Una de las canciones que más me gusta tararear es “I Spy”, de Pulp. En ella, el protagonista, que asumimos es un trasunto del cantante y letrista Jarvis Cocker, describe cuál es su actividad diaria: espiar a chicos, chicas y adultos de su barrio en una ciudad industrial del norte de Inglaterra.

​ Iba a decir que no sé por qué me gusta tanto esa canción, pero lo sé perfectamente: el acto de espiar de manera enfermiza es, quizás, la propuesta literaria, cinematográfica o artística en general que me fascina por encima de todas las cosas. A otra gente le gustan las historias de amor o las novelas de fantasmas, a mí me gustan las de stalkers.

Fotograma de *Mujer soltera busca* de Barbet Schroeder, 1992Fotograma de Mujer soltera busca de Barbet Schroeder, 1992

​ Para empezar, porque es un acto de honestidad. Dejemos de lado la legalidad vigente, si un personaje espía a sus vecinos todos los días, sabemos que nos está contando algo veraz, y —aunque esto probablemente sea carne de diván lacaniano— algo con lo que yo, personalmente, me puedo identificar. Hacerle saber al espectador o al lector que una persona espía compulsivamente es la mayor confesión de amor hacia tu audiencia. Estás admitiendo tus pecados más ocultos y mostrándoselos para que te juzguen. Sí, mírame, soy esto. No estoy orgullosa de ello, pero soy esta enferma, esta obsesiva, esta incapaz. Tengo problemas de sociabilización y una enorme curiosidad. Es lo que nadie se atrevería a poner en una biografía de Tinder. Es encontrarte en el baño justo después de masturbarte, frente al espejo, con la ropa interior bajada después de haber fantaseado con… bah, mejor ni escribirlo.

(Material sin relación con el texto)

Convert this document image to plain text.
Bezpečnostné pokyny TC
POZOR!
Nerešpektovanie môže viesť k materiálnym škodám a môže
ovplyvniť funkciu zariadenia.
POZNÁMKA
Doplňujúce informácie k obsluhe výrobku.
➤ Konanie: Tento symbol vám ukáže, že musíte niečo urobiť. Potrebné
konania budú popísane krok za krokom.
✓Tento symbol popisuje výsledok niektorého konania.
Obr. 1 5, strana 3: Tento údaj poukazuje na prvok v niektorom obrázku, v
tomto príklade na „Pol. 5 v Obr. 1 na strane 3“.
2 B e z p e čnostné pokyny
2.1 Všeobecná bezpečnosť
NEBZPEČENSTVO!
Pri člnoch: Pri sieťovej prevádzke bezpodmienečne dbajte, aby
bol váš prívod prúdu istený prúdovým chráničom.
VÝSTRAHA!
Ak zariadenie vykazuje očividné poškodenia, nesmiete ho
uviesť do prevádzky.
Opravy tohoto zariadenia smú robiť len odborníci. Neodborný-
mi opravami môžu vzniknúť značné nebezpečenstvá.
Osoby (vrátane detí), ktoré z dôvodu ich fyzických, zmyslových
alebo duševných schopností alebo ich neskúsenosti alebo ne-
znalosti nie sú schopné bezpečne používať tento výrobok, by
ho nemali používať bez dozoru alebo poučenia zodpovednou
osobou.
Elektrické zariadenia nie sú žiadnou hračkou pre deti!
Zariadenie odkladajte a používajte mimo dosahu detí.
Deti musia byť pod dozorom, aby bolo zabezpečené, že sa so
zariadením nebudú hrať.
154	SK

Con lo que cada uno fantasee. Honestidad, a toda marcha, a toda hostia, así, sí, sin frenos.

​ ¿Cuáles son los personajes más interesantes en la ficción? Kathy Bates en Misery, Jennifer Jason Leigh en Mujer blanca soltera busca, Glenn Close en Atracción fatal. Hay algo profundamente humano en todas ellas: han mostrado sus debilidades, su soledad, y la han proyectado sobre un amor, una amistad o un artista. ¿Acaso, si despojamos esas películas y libros de su banda sonora llena de violines y sombras aterradoras, no nos encontramos con un espejo un tanto oscuro de nosotros mismos? ¿Qué es Glenn Close si no cualquiera de tus yos anteriores enamorados de un hombre casado, que intentó una receta culinaria innovadora con un conejo? Si despojamos a Jennifer Jason Leigh de su subtrama con una hermana gemela a la que acuchilló, ¿no es cualquiera de nosotras, absolutamente fascinadas con nuestra mejor amiga que hasta le copiamos el peinado y la ropa y, en ocasiones, nos acostamos con su ex?

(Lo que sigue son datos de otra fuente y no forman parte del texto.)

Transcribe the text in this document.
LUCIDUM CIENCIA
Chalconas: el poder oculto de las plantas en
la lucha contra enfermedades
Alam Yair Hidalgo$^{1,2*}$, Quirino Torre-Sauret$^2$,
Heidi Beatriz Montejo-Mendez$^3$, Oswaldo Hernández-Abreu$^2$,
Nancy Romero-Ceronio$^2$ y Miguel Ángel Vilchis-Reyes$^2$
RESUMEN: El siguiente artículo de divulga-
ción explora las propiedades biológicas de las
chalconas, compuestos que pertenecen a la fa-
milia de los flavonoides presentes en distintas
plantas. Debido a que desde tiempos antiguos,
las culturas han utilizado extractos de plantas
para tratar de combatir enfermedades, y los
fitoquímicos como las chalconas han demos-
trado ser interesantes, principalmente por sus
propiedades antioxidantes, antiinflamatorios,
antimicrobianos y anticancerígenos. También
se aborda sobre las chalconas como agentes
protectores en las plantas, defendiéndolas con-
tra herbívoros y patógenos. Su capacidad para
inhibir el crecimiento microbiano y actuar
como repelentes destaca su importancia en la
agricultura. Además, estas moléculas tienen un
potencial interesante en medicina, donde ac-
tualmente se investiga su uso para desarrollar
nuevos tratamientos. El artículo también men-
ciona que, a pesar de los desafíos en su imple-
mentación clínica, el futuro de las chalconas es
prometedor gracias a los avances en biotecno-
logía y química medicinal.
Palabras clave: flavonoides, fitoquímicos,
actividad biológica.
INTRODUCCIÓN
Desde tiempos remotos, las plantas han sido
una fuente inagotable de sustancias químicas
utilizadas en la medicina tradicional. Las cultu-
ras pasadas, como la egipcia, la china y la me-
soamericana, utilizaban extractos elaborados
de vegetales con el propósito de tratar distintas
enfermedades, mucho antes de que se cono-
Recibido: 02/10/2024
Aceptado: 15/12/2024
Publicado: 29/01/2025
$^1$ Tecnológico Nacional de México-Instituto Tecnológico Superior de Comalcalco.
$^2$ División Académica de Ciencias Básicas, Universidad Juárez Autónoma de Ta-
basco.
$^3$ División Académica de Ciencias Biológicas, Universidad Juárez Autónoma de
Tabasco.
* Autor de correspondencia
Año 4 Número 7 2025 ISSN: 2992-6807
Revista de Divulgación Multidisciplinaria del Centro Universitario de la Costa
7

​ Nótese que me he centrado únicamente en mujeres y películas de los años ochenta y noventa; este acto, por supuesto, no es casual. He optado por mis heroínas de adolescencia porque formo parte de esa generación que bordea entre la Generación X y la Millenial, que algunos han bautizado como “Generación nada” o “Millenials Geriátricos”. Somos aquellos que no nacimos con internet ni redes sociales sino que tuvimos que socializarnos con ellas a partir de la veintena, cuando prácticamente nuestros lóbulos cerebrales frontales ya estaban del todo formados. A nosotros, internet no nos jodió la infancia y la adolescencia. Solamente la adultez.

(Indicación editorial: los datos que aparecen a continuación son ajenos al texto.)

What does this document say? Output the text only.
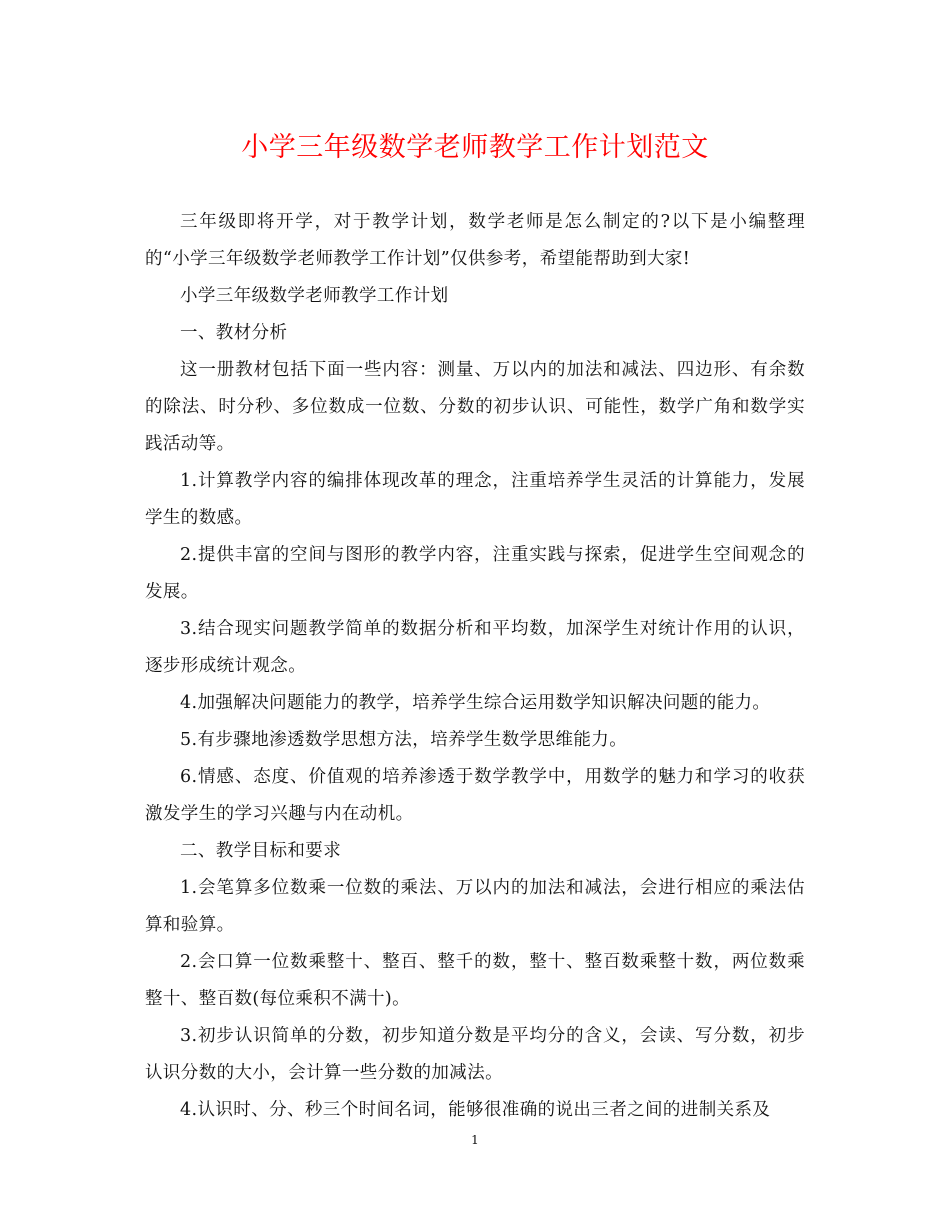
小学三年级数学老师教学工作计划范文

三年级即将开学，对于教学计划，数学老师是怎么制定的?以下是小编整理的“小学三年级数学老师教学工作计划”仅供参考，希望能帮助到大家!

小学三年级数学老师教学工作计划

一、教材分析

这一册教材包括下面一些内容：测量、万以内的加法和减法、四边形、有余数的除法、时分秒、多位数成一位数、分数的初步认识、可能性，数学广角和数学实践活动等。

1.计算教学内容的编排体现改革的理念，注重培养学生灵活的计算能力，发展学生的数感。

2.提供丰富的空间与图形的教学内容，注重实践与探索，促进学生空间观念的发展。

3.结合现实问题教学简单的数据分析和平均数，加深学生对统计作用的认识，逐步形成统计观念。

4.加强解决问题能力的教学，培养学生综合运用数学知识解决问题的能力。

5.有步骤地渗透数学思想方法，培养学生数学思维能力。

6.情感、态度、价值观的培养渗透于数学教学中，用数学的魅力和学习的收获激发学生的学习兴趣与内在动机。

二、教学目标和要求

1.会笔算多位数乘一位数的乘法、万以内的加法和减法，会进行相应的乘法估算和验算。

2.会口算一位数乘整十、整百、整千的数，整十、整百数乘整十数，两位数乘整十、整百数(每位乘积不满十)。

3.初步认识简单的分数，初步知道分数是平均分的含义，会读、写分数，初步认识分数的大小，会计算一些分数的加减法。

4.认识时、分、秒三个时间名词，能够很准确的说出三者之间的进制关系及

1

Hace veinticinco o treinta años, stalkear requería un compromiso respecto al objeto de tu obsesión. Requería horas de fantasía e imaginación. Conocer las páginas amarillas de la ciudad del objeto de tu obsesión, los horarios de transporte, y algo inconcebible en estos tiempos: socializar para obtener información. Hoy todo está a golpe de clic. ¿Por qué nos gusta saber? O mejor dicho, ¿por qué, en la actualidad, nos gusta indagar compulsivamente? La respuesta más evidente es que se trata del signo de nuestra era. Con tres horas en la red podemos saber más sobre una persona que vive en nuestro edificio que si nos tomamos un café con ella. Podemos conocer sus aficiones, gustos, horarios de trabajo, dónde pasa las vacaciones, con quién, qué música escucha, si tiene un ex, sus hábitos alimenticios y los de su pareja; si lee, pesca o le gusta el cine de terror. Por supuesto, dónde trabaja, con quién y cuánto gana al mes. Toda esa información no solo está en las redes sino que la solemos ofrecer nosotros al mejor postor. Pero eso, a estas alturas, lo sabe todo el mundo.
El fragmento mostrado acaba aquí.